Tubagus menuturkan dalam kurun waktu tiga bulan terakhir, sedikitnya ada empat isu yang mencoba mengatakan bahwa revisi PP Nomor 109 Tahun 2012 itu tidak penting dan tidak relevan. Isu pertama adalah industri rokok itu baik-baik saja, tidak perlu lagi ada utak-atik kebijakan karena mereka adalah penyumbang pendapatan negara melalui cukai.
"Ketika revisi itu coba mengutak-atik tentang larangan iklan yang agak lebih ketat, mereka bilang itu juga tidak relevanlah karena kan selama ini baik-baik saja, Undang-undang Penyiaran saja masih membolehkan kok masa PP yang kelasnya di bawah undang-undang mau mengatur itu lebih lanjut kayak gitu," ujarnya.
Padahal, cukai terhadap industri rokok itu merupakan denda karena terjadinya perilaku hidup tidak sehat ada di tengah masyarakat, yakni meroko yang merusak kesehatan.
Isu lain adalah buruh dan petani yang selama ini dijadikan tameng.
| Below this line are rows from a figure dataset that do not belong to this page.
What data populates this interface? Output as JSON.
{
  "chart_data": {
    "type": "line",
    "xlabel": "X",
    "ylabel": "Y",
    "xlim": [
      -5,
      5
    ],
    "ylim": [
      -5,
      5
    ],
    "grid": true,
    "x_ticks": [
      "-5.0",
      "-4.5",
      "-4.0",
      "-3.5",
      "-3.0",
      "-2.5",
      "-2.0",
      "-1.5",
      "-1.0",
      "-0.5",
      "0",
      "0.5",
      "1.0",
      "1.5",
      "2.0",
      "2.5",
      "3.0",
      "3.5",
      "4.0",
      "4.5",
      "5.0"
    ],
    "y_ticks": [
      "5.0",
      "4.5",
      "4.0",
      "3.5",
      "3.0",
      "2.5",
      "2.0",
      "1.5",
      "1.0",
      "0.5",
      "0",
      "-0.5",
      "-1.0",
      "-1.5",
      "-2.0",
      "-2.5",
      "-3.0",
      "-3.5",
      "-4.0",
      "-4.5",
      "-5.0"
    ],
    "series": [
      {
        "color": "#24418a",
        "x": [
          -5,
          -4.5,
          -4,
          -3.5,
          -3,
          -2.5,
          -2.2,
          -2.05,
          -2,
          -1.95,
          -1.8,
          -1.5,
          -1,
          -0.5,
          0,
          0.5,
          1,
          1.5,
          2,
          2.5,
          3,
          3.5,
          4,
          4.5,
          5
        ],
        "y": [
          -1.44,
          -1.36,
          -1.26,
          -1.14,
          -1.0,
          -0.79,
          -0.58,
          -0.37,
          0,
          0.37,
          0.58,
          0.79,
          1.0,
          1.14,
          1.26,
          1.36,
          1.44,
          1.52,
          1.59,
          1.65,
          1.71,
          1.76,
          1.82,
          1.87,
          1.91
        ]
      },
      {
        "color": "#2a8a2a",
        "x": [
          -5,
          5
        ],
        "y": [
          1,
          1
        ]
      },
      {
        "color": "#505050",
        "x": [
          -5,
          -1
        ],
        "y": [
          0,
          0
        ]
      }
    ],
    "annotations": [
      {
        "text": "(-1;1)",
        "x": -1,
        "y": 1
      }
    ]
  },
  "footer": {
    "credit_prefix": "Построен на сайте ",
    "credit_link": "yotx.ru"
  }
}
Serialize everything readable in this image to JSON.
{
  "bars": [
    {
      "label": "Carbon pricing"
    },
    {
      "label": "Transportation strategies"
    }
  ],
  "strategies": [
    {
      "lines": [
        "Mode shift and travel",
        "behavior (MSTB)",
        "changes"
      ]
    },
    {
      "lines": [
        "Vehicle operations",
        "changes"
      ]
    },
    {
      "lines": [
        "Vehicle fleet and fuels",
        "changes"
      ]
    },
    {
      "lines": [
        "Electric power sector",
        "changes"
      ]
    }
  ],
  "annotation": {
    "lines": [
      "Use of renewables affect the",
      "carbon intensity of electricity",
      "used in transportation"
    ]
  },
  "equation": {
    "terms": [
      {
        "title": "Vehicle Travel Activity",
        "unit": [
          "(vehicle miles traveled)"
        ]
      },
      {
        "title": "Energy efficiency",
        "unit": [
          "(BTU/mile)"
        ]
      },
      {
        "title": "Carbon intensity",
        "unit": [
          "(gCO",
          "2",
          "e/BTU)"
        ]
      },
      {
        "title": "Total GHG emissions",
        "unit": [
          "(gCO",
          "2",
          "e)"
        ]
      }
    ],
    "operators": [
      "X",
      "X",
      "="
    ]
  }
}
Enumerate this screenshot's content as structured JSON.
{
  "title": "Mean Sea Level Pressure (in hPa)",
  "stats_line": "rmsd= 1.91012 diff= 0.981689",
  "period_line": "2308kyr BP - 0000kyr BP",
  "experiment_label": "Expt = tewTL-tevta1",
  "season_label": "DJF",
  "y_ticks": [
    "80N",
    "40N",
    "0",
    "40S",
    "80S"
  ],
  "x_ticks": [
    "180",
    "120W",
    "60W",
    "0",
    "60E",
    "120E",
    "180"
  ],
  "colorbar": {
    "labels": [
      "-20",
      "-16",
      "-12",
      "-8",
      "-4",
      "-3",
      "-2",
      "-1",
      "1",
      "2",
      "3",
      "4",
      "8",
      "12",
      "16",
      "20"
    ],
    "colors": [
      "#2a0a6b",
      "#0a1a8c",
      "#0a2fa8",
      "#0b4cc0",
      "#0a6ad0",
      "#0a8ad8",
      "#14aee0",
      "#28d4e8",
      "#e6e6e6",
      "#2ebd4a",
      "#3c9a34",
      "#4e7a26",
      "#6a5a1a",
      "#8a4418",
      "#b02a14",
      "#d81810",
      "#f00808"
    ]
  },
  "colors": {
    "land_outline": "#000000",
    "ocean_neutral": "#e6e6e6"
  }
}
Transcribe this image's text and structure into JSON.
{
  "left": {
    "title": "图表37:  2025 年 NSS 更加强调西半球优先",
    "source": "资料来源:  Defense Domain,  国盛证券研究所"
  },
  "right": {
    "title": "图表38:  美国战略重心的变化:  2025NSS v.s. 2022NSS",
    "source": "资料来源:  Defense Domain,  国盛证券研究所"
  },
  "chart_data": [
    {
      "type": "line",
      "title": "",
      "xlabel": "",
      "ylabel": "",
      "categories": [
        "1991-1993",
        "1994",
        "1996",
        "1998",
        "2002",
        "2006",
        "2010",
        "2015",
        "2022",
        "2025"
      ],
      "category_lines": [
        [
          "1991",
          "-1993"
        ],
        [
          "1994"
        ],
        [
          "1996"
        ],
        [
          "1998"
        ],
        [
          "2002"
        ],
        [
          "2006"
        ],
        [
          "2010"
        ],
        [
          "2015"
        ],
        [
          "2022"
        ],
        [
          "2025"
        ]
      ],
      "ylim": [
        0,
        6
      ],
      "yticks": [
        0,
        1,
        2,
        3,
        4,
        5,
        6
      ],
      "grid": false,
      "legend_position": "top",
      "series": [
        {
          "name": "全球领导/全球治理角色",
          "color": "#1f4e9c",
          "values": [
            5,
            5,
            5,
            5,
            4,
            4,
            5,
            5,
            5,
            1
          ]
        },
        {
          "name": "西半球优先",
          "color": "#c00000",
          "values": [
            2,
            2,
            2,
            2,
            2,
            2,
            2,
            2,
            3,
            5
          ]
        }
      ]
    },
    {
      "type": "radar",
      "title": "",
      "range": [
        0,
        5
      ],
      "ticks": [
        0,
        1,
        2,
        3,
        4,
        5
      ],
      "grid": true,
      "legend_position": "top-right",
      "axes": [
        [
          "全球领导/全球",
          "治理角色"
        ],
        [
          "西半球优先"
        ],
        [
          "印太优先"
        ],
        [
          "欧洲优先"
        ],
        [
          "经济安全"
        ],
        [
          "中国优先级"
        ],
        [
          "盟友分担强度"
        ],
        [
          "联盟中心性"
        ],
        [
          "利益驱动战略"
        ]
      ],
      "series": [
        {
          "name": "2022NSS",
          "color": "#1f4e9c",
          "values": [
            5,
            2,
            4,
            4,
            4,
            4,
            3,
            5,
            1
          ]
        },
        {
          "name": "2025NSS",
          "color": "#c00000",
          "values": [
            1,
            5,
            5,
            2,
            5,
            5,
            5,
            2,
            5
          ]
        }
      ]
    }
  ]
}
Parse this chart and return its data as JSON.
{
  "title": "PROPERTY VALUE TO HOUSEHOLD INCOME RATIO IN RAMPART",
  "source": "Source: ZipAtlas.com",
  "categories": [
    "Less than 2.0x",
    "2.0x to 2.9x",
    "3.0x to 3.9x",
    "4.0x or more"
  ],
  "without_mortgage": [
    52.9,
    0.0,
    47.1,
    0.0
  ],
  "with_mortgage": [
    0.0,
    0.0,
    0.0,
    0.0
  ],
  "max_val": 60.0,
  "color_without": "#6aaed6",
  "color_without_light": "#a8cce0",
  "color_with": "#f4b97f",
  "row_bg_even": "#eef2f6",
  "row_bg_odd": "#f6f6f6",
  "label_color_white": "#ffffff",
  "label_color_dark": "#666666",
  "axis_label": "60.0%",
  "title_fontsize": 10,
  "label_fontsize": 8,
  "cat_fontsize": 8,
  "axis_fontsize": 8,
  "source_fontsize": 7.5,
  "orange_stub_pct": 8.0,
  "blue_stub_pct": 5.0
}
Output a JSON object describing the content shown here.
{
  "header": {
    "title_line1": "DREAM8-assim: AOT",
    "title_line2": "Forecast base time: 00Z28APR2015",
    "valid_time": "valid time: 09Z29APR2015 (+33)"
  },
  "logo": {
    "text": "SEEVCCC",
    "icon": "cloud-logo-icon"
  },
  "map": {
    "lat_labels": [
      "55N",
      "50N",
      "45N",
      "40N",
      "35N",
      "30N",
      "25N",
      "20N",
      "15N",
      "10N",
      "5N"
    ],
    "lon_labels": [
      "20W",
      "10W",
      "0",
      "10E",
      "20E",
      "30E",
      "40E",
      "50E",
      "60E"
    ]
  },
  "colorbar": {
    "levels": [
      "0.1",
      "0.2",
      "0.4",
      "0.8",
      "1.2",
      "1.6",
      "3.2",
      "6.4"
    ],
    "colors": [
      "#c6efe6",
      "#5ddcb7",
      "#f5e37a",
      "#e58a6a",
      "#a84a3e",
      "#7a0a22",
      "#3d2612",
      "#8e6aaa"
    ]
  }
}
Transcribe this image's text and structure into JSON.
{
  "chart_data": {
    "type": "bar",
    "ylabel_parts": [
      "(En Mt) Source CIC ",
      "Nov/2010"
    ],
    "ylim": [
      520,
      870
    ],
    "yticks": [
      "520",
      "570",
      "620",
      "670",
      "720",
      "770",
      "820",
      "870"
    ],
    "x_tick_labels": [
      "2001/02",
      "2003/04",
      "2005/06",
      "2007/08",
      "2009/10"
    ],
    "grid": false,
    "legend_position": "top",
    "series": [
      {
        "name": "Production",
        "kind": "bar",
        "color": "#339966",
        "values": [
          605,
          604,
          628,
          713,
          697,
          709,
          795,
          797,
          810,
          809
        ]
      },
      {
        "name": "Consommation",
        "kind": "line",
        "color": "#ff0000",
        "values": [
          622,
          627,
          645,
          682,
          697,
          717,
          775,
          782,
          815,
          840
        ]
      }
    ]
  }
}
Kemudian, isu COVID-19 sehingga menunda-nunda revisi.
"Nih COVID-19 masih eksis ngapain juga ngurusin yang tidak ada kaitannya dengan COVID-19. Hingar bingar itu apakah akan mempengaruhi Kementerian Kesehatan dan akan mengurungkan niatnya? Kita harapkan tidak begitu," tuturnya.
Tubagus mengatakan harus bersama-sama untuk mengawal revisi PP Nomor 109 Tahun 2012 agar dapat berjalan dengan baik.
Dengan revisi PP, maka diharapkan dapat mengacu pada upaya menurunkan tingkat prevalensi perokok anak.
Prevalensi perokok anak usia 10-18 tahun di Indonesia meningkat dari 7,2 persen pada 2013 menjadi 9,1 persen atau sekitar 3,2 juta anak pada 2018 menurut Riset Kesehatan Dasa (Riskesdas) 2018.
Melalui Rencana Pembangunan Jangka Menengah Nasional (RPJMN) 2020-2024, pemerintah sudah memberikan arahan kebijakan dan strategi melarang total iklan dan promosi rokok untuk menargetkan prevalensi perokok anak turun menjadi 8,7 persen pada 2024.